Conservative backbenchers Stephen McPartland and Royston Smith have tabled amendments to the Fire Safety Bill, due to be debated in the Commons this afternoon, which are intended to ensure that leaseholders are exempt from the costs of repairing dangerous cladding.
Reports suggest more than 30 Conservative MPs have pledged to support the amendment, which is opposed by the government.
The Fire Safety Bill has been drawn up to ensure that current provisions for the safe management of high-rise blocks, under which the fire service can demand improvement works at short notice, are extended to include cladding and other external works. It is designed to amend the 2005 Fire Safety Order, which currently enables this process, but cannot be used in relation to risk identified on the outside of buildings.
The rebel MPs fear that this extension – which they welcome in principle – will in practice end up seeing the costs of any works undertaken in response to orders by the fire service falling on leaseholders. They aim to establish specific protections to ensure that this does not happen.
The rebels are continuing to insist on the change to the proposed law, despite housing secretary Robert Jenrick’s announcement this month of a £5bn fund to repair high rises with defective cladding.

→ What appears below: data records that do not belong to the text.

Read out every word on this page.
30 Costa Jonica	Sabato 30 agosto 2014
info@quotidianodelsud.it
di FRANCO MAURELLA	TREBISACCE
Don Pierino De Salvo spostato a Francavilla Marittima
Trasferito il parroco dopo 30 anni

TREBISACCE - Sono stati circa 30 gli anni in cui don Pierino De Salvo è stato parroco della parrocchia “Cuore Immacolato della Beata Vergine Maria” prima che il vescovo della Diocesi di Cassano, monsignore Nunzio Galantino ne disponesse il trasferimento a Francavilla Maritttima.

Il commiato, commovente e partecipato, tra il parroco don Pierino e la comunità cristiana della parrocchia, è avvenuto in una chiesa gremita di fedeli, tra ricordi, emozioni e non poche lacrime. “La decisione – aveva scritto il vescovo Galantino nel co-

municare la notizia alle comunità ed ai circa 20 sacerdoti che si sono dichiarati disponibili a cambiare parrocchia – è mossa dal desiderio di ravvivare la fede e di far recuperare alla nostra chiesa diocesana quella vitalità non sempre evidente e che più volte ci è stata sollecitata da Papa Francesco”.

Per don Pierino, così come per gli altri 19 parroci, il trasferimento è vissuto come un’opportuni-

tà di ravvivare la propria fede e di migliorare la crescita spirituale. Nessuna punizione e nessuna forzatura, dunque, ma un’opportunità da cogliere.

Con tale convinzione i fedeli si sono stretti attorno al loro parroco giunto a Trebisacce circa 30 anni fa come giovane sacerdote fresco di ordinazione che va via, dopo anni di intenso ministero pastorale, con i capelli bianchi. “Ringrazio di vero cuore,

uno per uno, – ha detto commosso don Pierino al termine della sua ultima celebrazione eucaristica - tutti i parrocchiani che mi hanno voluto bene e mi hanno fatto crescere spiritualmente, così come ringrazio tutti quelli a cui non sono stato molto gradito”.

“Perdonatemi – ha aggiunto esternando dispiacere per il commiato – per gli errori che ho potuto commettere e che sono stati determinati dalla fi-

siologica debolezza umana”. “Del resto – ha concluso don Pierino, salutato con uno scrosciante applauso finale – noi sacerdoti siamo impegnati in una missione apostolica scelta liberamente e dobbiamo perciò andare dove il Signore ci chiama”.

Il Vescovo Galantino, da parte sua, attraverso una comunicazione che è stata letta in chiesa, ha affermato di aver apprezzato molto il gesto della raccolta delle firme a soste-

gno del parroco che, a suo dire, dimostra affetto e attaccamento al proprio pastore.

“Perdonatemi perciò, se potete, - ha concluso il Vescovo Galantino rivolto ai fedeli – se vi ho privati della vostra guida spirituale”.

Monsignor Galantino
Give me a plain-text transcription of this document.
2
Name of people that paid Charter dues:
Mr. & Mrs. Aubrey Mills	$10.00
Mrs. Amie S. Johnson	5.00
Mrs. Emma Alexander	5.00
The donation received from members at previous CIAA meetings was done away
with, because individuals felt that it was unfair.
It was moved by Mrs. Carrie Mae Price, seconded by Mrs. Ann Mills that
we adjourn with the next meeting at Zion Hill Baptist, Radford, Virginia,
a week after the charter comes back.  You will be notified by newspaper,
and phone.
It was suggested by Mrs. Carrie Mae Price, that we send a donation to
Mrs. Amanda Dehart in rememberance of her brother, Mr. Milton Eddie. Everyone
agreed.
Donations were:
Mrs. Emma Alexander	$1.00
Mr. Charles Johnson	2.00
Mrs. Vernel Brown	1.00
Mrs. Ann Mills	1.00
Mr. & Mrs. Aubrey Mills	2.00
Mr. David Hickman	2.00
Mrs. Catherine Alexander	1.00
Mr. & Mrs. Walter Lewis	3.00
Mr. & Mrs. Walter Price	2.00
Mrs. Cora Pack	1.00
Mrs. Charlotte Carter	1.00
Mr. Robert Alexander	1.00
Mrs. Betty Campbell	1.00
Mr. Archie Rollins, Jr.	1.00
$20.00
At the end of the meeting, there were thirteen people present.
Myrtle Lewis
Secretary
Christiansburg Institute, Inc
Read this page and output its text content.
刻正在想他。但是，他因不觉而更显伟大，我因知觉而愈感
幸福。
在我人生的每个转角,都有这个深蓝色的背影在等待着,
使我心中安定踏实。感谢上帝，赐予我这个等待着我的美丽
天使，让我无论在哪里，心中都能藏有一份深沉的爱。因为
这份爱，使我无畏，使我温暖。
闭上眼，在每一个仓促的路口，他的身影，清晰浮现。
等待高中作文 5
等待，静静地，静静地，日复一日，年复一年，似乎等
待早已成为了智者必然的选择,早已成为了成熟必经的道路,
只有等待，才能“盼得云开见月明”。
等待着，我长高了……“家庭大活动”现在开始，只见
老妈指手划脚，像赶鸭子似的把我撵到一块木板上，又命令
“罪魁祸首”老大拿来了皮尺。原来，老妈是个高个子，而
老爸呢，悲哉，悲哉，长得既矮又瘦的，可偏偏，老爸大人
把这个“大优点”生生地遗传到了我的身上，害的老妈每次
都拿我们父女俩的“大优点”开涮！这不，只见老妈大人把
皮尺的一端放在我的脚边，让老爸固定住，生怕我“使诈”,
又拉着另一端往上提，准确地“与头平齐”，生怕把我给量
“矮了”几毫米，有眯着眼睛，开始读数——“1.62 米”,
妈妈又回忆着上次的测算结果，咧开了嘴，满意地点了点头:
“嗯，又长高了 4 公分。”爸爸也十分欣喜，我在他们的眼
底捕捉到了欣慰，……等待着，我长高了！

They are concerned that the fund will not cover much of the cost of works, with buildings under 18m excluded, and any other fire safety issues not related to cladding.
In a blog on his website posted yesterday, Stephen McPartland said he was not asking for the government to pay for the full costs of remediation, but simply to provide a “safety net” for leaseholders to make sure that the fire safety works are undertaken. He called for the government to either accept his amendment or table its own to likewise protect leaseholders, which he would support.
He said: “We cannot abandon leaseholders to the crippling costs of massive insurance premiums, waking watch and remediation of defects which were not deemed unsafe when they bought their property.
“Only the government can afford to provide the cashflow to pay for these works up front and only the government can then introduce the levies on those responsible to claw that money back over the next ten years.”